Motivation

Everything started with a phone call. My girlfriend asked me:

“Honey, you’ve mentioned that you successfully installed FlashAttention on your new cluster. What is that?”

“Oh, it’s a Python library that helps with LLM inference, and maybe training too. Without FlashAttention, LLMs can easily run into CUDA OOM during inference.”

I answered without really thinking.

“Cool. How does it work?”

“…”

And then I realized: I actually had no idea how FlashAttention works, or why it reduces the memory complexity of LLM inference.

That was the moment I decided to really look into FlashAttention, build my own blog page, and start recording the important technical ideas I learn along the way.

And also, always remember to be someone who keeps asking why.

Background

After searching, I found that FlashAttention reduce the memory complexity of LLM inference mainly through optimize the calculation of [Softmax]

In LLMs, softmax appears in more than one place, but the one that matters most for understanding FlashAttention is the softmax inside the attention mechanism.

At a high level, self-attention works like this: for each token, the model computes how much attention it should pay to every previous token. Those raw attention scores are first computed, and then softmax turns them into a proper probability distribution.

More concretely, given query, key, and value matrices $Q$, $K$, and $V$, the attention scores are:

$$ S = \frac{QK^\top}{\sqrt{d_k}} $$

where $M_{ij} = -\infty$ for positions that should be masked.

Then softmax is applied row by row over the key dimension:

$$ P_{ij} = \frac{\exp(S_{ij})}{\sum_j \exp(S_{ij})} $$

This step converts the raw scores into normalized attention weights. Each row now sums to 1, which means the model can interpret them as “how much this token attends to each previous token.”

Finally, these attention weights are used to combine the value vectors:

$$ O = PV $$

So the full attention pipeline is:

$$ \mathrm{Attention}(Q, K, V) = \mathrm{softmax}\left(\frac{QK^\top}{\sqrt{d_k}}\right)V $$

What softmax is doing here

The role of softmax is simple but important:

• It turns arbitrary similarity scores into non-negative normalized weights.
• It amplifies larger scores and suppresses smaller ones.
• It makes the model focus on the most relevant context tokens when forming the output.

Without softmax, the attention scores would just be raw numbers. The model would have no clean way to interpret them as relative importance.

Why this matters for FlashAttention

This is exactly the expensive part in standard attention.

To compute attention in the usual way, we often materialize the full score matrix $QK^\top$ and then the full softmax result. If the sequence length is $N$, then this matrix is of size $N \times N$, which leads to very high memory cost.

FlashAttention does not change the mathematical definition of softmax. Instead, it computes the same result more carefully, in a tiled / blockwise way, so that it avoids storing the full attention matrix in GPU memory.

So when people say FlashAttention reduces memory usage, they do not mean it removes softmax. They mean it computes the same softmax-based attention more efficiently.

At first glance, a single attention head does not seem too expensive.
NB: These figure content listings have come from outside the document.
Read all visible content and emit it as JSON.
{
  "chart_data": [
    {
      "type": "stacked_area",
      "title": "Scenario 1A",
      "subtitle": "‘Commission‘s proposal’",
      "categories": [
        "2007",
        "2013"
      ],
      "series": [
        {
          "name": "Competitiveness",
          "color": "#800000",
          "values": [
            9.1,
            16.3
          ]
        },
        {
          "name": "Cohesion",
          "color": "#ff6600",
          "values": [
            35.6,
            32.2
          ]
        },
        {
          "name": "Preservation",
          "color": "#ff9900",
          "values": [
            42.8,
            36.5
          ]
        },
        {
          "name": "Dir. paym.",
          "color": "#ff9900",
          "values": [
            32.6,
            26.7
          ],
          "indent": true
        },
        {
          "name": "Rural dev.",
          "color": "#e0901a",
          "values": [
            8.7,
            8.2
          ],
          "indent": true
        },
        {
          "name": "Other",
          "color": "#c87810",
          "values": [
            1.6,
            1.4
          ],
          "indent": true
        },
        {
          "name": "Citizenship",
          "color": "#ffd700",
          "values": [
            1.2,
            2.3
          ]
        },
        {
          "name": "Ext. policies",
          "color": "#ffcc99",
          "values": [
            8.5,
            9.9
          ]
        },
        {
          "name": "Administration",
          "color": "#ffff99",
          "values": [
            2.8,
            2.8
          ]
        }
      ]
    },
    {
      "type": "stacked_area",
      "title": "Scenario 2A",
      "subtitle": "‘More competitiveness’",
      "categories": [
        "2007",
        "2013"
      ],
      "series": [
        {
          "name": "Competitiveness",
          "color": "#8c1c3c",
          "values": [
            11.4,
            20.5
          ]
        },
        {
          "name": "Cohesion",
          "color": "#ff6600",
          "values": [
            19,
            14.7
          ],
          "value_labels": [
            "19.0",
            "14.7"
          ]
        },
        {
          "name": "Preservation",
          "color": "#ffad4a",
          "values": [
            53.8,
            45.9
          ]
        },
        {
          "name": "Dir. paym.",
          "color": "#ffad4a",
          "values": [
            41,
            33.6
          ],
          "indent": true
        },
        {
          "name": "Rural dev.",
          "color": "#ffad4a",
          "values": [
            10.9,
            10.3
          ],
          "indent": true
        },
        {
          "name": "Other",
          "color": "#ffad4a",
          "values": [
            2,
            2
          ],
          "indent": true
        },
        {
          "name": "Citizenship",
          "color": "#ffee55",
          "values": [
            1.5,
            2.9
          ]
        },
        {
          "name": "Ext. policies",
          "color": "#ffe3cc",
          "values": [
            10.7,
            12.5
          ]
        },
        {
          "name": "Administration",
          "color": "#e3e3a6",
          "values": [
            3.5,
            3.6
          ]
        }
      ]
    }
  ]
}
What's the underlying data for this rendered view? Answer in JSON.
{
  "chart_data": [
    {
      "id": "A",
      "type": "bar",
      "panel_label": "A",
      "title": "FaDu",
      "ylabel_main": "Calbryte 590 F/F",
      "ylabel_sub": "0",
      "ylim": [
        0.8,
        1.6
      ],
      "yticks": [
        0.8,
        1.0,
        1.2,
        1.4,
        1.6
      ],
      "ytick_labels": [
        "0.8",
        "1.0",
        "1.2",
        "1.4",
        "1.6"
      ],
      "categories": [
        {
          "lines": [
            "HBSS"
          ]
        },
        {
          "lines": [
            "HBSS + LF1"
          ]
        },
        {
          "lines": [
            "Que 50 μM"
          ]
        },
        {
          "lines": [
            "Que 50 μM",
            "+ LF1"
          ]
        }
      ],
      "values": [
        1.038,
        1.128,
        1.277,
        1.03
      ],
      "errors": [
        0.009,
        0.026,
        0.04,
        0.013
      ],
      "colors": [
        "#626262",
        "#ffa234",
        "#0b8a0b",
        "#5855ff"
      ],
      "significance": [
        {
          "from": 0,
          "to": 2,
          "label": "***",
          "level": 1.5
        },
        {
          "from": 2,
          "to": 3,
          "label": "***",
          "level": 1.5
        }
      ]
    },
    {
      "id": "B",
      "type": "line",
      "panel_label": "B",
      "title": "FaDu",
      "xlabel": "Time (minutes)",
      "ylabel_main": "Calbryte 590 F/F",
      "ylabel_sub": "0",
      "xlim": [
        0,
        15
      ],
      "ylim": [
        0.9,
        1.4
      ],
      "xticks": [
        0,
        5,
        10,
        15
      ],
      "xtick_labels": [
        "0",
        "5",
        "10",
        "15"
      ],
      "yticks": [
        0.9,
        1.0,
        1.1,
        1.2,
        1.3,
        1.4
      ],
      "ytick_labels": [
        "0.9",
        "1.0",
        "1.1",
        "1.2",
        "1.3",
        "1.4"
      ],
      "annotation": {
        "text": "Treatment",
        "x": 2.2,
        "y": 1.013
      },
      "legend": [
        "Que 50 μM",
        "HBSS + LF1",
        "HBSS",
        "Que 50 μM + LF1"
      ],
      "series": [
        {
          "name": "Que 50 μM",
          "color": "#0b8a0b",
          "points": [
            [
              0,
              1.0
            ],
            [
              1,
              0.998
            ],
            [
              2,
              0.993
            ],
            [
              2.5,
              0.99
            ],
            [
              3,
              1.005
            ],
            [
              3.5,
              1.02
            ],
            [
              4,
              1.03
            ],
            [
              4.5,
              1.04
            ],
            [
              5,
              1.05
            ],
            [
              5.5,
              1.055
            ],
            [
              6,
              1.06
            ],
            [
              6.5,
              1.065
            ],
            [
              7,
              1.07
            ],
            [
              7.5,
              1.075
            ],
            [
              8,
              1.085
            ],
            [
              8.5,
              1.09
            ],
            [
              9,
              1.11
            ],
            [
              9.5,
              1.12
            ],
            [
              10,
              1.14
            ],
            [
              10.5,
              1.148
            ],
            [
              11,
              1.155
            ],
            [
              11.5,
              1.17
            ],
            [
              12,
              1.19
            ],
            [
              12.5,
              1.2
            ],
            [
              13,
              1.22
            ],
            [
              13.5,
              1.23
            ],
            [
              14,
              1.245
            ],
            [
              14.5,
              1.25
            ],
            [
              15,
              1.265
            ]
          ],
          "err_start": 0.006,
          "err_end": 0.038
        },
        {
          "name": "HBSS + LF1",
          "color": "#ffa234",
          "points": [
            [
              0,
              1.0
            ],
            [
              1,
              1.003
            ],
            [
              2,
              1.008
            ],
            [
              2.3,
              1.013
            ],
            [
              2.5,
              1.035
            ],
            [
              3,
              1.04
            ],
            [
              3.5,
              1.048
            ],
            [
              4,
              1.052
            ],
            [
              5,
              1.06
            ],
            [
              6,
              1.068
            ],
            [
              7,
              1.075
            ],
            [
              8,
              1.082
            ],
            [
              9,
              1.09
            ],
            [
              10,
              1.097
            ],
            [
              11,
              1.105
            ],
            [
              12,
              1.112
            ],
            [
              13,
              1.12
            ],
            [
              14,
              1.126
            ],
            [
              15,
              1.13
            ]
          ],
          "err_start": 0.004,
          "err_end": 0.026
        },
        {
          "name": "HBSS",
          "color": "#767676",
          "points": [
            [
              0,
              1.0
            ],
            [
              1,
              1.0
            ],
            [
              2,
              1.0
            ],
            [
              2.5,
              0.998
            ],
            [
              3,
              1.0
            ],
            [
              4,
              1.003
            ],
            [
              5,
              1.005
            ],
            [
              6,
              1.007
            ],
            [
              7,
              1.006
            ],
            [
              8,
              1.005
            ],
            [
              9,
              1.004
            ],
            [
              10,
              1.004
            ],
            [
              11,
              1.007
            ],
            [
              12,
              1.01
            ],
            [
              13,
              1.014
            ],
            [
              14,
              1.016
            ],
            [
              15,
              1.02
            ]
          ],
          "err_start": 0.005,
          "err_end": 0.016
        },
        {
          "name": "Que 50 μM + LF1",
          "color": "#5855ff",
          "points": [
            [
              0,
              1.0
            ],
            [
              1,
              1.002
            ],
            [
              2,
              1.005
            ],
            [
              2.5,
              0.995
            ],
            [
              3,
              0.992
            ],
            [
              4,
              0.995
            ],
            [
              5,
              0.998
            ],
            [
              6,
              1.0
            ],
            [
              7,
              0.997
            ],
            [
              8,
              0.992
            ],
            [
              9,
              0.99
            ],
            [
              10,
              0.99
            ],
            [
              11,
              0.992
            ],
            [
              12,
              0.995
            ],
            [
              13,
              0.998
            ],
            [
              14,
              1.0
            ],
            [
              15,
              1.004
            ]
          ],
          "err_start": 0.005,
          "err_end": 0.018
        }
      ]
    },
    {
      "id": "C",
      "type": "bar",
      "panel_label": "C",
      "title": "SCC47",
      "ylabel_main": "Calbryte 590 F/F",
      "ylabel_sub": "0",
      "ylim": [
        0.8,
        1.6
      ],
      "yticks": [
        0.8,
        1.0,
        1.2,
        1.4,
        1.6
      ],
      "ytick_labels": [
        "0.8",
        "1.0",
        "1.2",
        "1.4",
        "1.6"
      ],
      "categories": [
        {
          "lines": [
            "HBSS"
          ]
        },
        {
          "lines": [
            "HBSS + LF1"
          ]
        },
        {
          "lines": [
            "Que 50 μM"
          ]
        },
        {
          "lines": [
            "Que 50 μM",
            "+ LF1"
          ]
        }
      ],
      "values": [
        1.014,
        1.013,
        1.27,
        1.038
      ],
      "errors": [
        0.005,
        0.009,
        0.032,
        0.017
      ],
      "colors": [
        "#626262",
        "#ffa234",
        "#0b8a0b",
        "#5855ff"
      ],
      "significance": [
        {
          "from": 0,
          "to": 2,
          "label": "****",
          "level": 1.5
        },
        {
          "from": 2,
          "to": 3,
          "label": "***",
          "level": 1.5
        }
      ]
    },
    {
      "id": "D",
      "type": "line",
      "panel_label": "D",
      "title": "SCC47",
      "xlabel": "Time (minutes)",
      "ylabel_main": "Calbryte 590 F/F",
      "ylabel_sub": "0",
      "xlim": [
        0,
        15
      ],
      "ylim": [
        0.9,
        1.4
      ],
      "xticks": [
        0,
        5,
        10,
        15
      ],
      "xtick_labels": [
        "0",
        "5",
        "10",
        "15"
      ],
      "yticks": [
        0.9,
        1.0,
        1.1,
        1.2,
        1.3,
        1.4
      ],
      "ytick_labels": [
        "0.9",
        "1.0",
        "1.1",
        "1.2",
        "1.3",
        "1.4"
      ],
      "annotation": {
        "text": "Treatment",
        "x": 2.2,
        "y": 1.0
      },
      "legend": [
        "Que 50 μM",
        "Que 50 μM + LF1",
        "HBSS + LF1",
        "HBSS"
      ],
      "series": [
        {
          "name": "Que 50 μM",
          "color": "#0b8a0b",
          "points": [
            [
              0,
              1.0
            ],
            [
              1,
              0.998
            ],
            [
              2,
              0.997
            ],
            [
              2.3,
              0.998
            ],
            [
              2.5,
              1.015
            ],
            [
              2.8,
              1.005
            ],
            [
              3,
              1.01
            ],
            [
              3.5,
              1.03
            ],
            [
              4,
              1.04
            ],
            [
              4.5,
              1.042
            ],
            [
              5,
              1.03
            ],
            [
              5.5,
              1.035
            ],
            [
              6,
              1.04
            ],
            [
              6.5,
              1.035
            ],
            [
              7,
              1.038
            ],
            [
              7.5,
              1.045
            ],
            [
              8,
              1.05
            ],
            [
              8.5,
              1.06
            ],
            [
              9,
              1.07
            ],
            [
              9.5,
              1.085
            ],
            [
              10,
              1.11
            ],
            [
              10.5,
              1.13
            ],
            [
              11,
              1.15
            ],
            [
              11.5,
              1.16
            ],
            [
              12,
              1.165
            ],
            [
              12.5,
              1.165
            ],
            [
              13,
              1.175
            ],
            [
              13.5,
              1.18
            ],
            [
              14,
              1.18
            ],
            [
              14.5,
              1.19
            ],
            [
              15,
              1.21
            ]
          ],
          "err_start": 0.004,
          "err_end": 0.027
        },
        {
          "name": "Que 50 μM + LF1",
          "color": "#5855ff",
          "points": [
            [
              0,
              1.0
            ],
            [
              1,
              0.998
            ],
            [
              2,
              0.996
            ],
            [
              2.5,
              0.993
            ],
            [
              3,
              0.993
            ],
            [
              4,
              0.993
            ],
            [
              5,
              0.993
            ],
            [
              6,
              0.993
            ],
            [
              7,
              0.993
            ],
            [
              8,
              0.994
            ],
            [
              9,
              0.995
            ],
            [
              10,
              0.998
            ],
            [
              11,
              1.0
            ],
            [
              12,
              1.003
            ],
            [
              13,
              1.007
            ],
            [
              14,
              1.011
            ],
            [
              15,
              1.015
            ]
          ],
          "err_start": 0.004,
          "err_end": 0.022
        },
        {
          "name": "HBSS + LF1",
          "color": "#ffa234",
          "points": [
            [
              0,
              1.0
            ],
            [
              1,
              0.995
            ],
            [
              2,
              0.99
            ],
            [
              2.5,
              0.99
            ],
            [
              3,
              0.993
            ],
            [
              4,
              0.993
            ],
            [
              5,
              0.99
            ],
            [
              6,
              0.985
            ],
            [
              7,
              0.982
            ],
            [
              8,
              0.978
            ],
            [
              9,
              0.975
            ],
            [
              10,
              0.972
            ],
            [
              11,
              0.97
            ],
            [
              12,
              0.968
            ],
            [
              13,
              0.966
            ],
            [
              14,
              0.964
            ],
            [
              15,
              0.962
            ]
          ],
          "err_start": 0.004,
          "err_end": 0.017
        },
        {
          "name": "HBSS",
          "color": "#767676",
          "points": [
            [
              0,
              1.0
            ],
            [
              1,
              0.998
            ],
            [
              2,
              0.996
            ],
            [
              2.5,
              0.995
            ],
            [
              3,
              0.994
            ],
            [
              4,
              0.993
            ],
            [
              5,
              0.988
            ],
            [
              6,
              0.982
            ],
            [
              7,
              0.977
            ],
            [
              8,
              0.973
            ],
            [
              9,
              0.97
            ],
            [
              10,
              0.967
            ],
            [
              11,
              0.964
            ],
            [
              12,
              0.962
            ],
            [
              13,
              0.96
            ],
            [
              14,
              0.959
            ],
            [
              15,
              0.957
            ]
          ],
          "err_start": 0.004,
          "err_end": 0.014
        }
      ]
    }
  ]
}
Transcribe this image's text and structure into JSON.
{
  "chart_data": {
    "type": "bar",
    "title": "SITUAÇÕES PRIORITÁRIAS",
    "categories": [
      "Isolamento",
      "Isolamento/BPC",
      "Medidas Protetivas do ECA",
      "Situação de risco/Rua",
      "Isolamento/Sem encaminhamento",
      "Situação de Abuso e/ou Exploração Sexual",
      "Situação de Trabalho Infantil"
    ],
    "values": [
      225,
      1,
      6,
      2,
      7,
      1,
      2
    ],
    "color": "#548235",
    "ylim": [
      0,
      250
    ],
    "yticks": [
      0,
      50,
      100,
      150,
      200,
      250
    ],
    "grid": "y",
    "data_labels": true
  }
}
For example, if $L=512$ and each number takes 2 bytes, then one $L \times L$ score matrix costs:

$$ 512 \times 512 \times 2 = 524288 \text{ bytes} \approx 0.5 \text{ MB} $$

However, in a real transformer we usually have multiple heads, multiple layers, and additional tensors such as attention probabilities, Q/K/V activations, and KV cache.

If we include the head dimension, the score matrix memory for one layer is roughly:

$$ B \times H \times L^2 \times \text{bytes per element} $$

For example, with $B=1$, $H=32$, $L=4096$, and 2 bytes per element, the attention score matrix alone is already about 1 GB for a single layer.

And this is only one intermediate tensor. That is why attention becomes a serious memory bottleneck for long sequences.

Why do we have to store such a large tensor?

$$ P_{ij} = \frac{\exp(S_{ij})}{\sum_j \exp(S_{ij})} $$

In a naive implementation, we usually store both $S$ and the normalized matrix $P$. Why? Because softmax is not just a pointwise operation. For each row, it needs to look at all the elements in that row, compute their relative scale, and normalize them. So the implementation often materializes the whole matrix first, and only then moves on to the next step.

After that, we compute:

$$ O = PV $$

So in the standard pipeline, the model often stores large intermediate tensors such as:

• the score matrix $S$
• the softmax result $P$
• and sometimes extra temporary values used for numerical stability

This is why attention becomes so memory-hungry. The real issue is not just the formula itself, but the way the computation is scheduled and stored in memory.

And this is exactly where FlashAttention comes in.

The key idea of FlashAttention is: maybe we do not need to store the full $L \times L$ matrix at all. Instead of materializing the whole attention matrix in GPU memory, FlashAttention computes attention block by block, while still producing the exact same final result.

In other words, FlashAttention does not change the mathematics of attention. It changes the order of computation, so that the GPU does much less memory movement and avoids storing those massive intermediate tensors.